Topic:
Best Approach for Custom Person Detection on ESP32-CAM — Manual Model or Edge Impulse?
Context/Use case:
Building a low-cost, compact computer-vision system to detect unauthorized individuals outside a lab using an ESP32-CAM. The goal is to keep hardware minimal while still achieving reliable person detection on-device.
Details:
I’m planning to create an AI model that runs directly on the ESP32-CAM. During research, I found two main workflows:
- Manual workflow
- Collect dataset
- Train a custom lightweight model
- Optimize (quantization, pruning, etc.)
- Convert to TFLite / ESP-NN format
- Deploy manually using ESP-IDF or Arduino
This gives full control but requires more expertise, especially in ML optimization and embedded deployment.
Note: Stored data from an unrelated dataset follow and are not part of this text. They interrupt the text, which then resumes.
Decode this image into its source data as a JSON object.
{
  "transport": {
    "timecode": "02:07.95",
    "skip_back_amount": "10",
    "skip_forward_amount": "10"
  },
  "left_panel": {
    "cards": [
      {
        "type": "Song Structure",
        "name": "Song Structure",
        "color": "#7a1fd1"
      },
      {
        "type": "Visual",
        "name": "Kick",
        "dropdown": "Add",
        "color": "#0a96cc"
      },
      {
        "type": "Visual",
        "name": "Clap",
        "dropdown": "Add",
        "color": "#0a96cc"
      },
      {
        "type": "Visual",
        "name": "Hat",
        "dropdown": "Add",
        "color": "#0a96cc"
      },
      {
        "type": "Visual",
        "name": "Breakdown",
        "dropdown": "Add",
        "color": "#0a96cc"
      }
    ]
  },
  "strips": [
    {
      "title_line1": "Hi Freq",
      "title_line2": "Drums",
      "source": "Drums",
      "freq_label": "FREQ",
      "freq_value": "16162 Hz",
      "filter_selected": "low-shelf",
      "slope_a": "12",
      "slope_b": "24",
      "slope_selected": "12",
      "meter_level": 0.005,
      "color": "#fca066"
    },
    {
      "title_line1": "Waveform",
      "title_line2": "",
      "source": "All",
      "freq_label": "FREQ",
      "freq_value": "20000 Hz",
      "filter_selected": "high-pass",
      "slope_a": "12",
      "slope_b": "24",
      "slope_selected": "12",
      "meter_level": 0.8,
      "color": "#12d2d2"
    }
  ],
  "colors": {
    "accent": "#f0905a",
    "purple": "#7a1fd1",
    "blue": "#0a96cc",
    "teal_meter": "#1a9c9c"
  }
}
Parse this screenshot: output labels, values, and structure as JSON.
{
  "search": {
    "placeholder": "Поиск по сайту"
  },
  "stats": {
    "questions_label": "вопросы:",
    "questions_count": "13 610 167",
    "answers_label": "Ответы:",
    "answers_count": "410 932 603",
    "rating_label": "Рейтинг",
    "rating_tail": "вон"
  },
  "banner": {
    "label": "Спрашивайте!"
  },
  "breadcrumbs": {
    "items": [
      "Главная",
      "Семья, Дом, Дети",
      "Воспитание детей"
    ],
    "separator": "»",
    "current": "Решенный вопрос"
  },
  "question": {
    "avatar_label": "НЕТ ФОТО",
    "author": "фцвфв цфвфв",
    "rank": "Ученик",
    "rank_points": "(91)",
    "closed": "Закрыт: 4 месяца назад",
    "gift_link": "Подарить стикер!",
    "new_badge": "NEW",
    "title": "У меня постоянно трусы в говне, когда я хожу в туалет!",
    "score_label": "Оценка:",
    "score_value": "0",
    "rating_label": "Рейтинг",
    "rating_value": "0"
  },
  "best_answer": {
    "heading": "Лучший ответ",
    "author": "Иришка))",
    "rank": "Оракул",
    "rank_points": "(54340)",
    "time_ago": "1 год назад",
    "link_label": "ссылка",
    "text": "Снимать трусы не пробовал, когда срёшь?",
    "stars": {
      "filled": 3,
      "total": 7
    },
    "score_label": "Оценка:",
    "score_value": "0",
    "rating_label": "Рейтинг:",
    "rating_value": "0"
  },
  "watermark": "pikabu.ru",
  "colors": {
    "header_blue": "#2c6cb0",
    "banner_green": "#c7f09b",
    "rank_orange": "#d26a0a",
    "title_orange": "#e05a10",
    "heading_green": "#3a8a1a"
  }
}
- Automated workflow using Edge Impulse
- Upload images (dataset)
- Use built-in training pipelines
- Auto-optimize for microcontrollers
- Export as an ESP32-ready library
This drastically simplifies dataset management, training, optimization, and deployment—especially useful for beginners or early prototyping.
I want to understand which approach makes more sense for a practical custom project where I need custom detection but also need fast development without too many complications.
Questions:
- For an ESP32-CAM, which approach is more practical: manual training or using Edge Impulse?
- How much accuracy difference can I expect between the two methods?
- Does Edge Impulse handle model optimization well enough for real-time inference on ESP32-CAM?